Monday, March 19, 2018
Chinese memory chip manufacturers pose no serious threat yet to established players, Micron Technology CEO Sanjay Mehrotra said, citing high barriers to entry for aspiring global suppliers.
China's state-owned Tsinghua Unigroup has strengthened its presence in the memory market, enough so that Apple is considering procuring NAND flash memory from subsidiary Yangtze Memory Technologies. Unigroup made an unsuccessful $23 billion bid to buy Micron in 2015.
But Chinese companies remain in the "very early stages of developing" NAND and DRAM technologies, Mehrotra told Nikkei here.
"To be a meaningful player, you need leading-edge technology, you need intellectual property, you need a large scale of production, you need product design, product specifications that meet customer application requirements, and you need quality," the Micron chief said. "All of this requires a tremendous amount of capability, which other companies have built over the course of many decades."
Mehrotra also stressed the importance of intellectual property such as patents. "Large global customers want to make sure that the products that are designed have proper IP, and China does not today have IP rights for DRAM or NAND," he said.
Memory is a crucial input for smartphones as well as data centers and other information technology infrastructure. China has launched a national effort to become self-sufficient in semiconductors.
The country serves as a vital market for Micron, Mehrotra said, noting that "we have very important large customers in all of our market segments, for our DRAM solutions as well as for our NAND solutions."
"We also have back-end assembly and test manufacturing capability in Xi'an," he added.
Samsung Electronics of South Korea holds a wide lead over rival memory chip suppliers in terms of market share.
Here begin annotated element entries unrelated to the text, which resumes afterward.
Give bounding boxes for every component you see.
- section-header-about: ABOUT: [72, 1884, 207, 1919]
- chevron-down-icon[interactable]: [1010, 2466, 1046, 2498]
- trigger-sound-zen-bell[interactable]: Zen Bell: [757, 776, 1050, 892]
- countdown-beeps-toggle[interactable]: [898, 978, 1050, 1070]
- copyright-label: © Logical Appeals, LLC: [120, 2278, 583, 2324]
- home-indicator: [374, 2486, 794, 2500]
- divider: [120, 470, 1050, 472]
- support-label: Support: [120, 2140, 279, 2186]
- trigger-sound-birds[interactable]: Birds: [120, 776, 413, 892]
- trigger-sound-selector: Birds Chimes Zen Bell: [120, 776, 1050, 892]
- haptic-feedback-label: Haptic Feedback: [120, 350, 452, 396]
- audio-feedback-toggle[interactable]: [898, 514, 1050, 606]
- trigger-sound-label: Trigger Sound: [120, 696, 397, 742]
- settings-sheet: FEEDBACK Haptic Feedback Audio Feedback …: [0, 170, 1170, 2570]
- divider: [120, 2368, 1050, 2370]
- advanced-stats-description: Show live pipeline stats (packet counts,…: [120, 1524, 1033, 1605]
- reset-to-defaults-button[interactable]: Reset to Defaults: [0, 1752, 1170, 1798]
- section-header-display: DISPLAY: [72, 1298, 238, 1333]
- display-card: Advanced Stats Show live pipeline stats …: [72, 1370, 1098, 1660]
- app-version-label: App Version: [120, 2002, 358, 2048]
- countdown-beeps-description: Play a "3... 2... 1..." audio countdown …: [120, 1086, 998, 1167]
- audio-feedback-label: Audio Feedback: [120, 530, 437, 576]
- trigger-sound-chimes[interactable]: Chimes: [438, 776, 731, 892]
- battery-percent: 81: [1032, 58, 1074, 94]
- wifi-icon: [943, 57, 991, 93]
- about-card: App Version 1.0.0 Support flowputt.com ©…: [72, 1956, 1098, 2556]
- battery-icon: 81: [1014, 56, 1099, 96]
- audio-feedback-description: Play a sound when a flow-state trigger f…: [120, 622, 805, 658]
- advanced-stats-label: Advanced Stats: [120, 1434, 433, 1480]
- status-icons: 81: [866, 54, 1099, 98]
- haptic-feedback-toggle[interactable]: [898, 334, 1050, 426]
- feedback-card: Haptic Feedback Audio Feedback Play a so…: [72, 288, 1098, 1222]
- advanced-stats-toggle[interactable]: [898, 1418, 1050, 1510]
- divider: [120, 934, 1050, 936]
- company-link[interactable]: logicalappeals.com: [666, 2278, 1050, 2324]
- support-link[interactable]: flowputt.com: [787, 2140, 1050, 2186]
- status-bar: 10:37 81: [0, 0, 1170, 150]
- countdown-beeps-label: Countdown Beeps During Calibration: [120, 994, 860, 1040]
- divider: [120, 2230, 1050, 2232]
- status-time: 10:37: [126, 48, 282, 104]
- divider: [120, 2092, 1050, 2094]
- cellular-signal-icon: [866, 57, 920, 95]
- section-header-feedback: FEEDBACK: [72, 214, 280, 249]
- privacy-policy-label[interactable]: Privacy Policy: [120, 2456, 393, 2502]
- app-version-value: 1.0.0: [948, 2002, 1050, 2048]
But Mehrotra emphasized Micron's technological strengths, noting that it is the only company aside from Samsung and compatriot SK Hynix to have both DRAM and NAND capabilities.
"I believe Micron has the best portfolio of technologies in the world, better than any other company," he said, mentioning cost-effective DRAM and NAND production, its own 3D XPoint memory and technologies still in the pipeline.
Mehrotra sounded bullish on the outlook for memory prices, arguing that the boom-bust cycles to which the market is notoriously prone will become shorter.
"I definitely do think that the demand drivers for DRAM as well as NAND are the best ever," he said. These include sources as diverse as data centers, mobile phones, personal computers, autos, smart homes and smart cities.
"All of these trends are big trends, and they are global trends and they are [long lasting] in nature," he said, adding that this combination creates a demand environment "very different from any time in the past."
Micron acquired what was then Elpida Memory in 2013 after the cash-strapped Japanese chipmaker filed for bankruptcy amid a plunge in DRAM prices. The deal gave the U.S. buyer a fabrication facility in Hiroshima into which it has poured billions of dollars since the takeover, according to Manish Bhatia, executive vice president of global operations.
"The Hiroshima site, combined with our design operations in Hashimoto [near Tokyo], are very, very important to Micron's product portfolio in DRAM," Bhatia told Nikkei.
The Hiroshima facility is a hub for advanced manufacturing as well as for low-power products, which are important components for smartphones, motherboards and "internet of things" devices, he said.
The company is considering investing billions of dollars more at the facility to "try and strengthen our technology competitiveness," he said.